On Tuesday morning at the Fortune Most Powerful Women Summit, Accel’s Sonali De Rycker warned the audience of tossing mobile aside as a passing fad: “[It’s] grossly overestimated in the short term, and grossly underestimated in the long term.” Kleiner Perkins’ Aileen Lee also jumped on board the mobile train, claiming it’s bigger than a megatrend – it’s a gigatrend – and the impact mobile will have on our lives is yet to be understood.
Lee continued, saying mobile will reinvent our personal and professional lives, calling the makeover Life 2.0. The lines between ownership, access, and demand will be blurred. Car-service app Uber and dress-sharing site Rent the Runway already offer services that blur those lines – millennials have less of a desire to own things when they can just borrow at the snap of a finger. “Assets will be shared among a diverse base of users,” Lee said.
De Rycker believes mobile will fundamentally change the way we shop. Ninety-five percent of purchases are made in store, she said, but two-thirds of customers check the web before they hit the mall, and the majority of people use their phones to ask for fashion advice or research prices before they purchase anything. No company has managed to marry customers’ online and physical profiles. In order for web information to not get lost when shoppers head to a store in person, a ton of data will be needed to match the personalities.
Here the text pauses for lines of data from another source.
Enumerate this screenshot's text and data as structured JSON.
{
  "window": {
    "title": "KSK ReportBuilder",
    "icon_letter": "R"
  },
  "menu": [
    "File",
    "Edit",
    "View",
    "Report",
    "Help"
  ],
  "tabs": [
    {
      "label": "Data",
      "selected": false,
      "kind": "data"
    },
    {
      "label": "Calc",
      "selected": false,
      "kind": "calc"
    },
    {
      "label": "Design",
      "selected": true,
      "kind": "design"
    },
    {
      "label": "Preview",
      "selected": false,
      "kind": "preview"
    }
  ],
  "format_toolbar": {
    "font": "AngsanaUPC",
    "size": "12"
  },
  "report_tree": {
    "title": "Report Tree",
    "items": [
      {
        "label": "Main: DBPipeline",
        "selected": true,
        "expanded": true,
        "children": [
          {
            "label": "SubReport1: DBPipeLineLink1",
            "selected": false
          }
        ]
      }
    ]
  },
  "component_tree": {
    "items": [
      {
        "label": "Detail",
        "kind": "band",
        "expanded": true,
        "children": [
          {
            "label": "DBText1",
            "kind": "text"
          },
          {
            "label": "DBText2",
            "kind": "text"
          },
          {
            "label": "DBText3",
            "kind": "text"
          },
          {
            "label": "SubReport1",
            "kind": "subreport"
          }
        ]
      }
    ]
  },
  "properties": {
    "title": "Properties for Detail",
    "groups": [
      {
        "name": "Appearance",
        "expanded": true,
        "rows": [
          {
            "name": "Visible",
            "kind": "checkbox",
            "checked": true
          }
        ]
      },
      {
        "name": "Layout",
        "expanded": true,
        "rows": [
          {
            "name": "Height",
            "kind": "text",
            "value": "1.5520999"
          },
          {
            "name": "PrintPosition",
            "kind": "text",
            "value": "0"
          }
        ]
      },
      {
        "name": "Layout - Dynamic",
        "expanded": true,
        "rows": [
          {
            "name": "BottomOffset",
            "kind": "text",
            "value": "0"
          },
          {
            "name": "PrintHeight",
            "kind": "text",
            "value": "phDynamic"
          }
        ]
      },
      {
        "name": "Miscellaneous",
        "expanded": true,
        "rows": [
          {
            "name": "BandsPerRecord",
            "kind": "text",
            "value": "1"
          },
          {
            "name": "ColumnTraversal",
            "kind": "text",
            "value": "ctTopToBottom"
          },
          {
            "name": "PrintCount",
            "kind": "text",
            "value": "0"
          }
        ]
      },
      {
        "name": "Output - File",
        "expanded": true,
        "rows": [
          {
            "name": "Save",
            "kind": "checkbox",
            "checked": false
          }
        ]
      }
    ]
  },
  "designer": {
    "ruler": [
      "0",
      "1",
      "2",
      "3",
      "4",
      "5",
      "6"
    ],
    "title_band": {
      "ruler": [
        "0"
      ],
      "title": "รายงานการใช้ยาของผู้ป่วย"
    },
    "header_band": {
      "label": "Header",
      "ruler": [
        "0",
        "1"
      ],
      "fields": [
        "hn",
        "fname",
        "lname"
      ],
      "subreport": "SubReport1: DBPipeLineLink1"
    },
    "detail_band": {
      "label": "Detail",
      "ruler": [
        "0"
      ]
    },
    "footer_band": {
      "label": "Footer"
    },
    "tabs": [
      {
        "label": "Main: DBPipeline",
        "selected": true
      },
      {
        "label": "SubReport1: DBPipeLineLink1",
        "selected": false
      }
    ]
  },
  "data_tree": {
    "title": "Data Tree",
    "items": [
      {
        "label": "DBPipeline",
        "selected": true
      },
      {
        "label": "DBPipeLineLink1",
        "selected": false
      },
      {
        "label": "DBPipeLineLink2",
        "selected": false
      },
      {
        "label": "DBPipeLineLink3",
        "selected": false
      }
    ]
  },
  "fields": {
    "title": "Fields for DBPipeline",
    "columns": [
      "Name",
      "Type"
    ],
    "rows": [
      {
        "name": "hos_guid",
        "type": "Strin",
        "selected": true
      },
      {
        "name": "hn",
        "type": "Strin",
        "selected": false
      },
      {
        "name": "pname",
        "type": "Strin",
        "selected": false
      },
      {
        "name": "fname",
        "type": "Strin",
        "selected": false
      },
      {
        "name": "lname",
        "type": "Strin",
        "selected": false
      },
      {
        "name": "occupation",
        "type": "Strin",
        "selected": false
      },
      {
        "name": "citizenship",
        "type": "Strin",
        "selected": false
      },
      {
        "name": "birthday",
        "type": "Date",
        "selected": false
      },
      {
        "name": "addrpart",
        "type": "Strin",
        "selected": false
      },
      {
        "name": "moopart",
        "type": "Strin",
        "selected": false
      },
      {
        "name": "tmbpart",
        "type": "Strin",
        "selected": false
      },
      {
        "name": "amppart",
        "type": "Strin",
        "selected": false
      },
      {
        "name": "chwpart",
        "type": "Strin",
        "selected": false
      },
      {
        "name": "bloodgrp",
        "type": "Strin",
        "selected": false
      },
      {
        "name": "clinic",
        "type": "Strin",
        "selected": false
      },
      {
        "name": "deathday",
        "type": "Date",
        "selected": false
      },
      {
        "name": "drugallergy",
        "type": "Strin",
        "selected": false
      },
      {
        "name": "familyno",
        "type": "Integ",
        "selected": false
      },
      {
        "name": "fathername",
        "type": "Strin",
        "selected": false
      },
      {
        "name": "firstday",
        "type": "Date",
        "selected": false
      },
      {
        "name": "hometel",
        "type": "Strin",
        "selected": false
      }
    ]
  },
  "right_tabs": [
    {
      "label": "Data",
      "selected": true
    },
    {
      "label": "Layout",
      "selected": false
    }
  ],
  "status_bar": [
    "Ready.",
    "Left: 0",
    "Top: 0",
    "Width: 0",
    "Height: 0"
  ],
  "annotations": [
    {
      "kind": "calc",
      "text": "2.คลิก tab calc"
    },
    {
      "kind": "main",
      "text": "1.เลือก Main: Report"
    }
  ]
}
But De Rycker is optimistic. “Somebody’s gonna do it.”
University of California at San Francisco Chancellor Susan Desmond-Hellmann said there’s huge opportunity to bring Life 2.0 to the health and medicine industries by bringing a data-rich environment to patients. Think easy access to electronic medical records, allowing physicians to spend more time being caregivers and less time digging through files, and communities where health information is discussed freely.
The women’s suggestions are exciting, but certainly bring up the question of how much data is too much for companies to play with. (Desmond-Hellmann funnily asked: “What’s the difference between delightful and creepy?”) Lee claimed the future is going to be all about collaborative consumption – reinventing the supply chain and bringing better value to the customer – and that requires a social contract between companies and consumers. Hellmann agreed. De Rycker said the contract has to be transparent in order for it to work. “On a human behavioral level,” Helmann added, “it will be interesting.”
Whether companies can smartly use data without making customers feel too exposed is left to be seen, but one thing is for certain: The mobile craze is far from diminishing.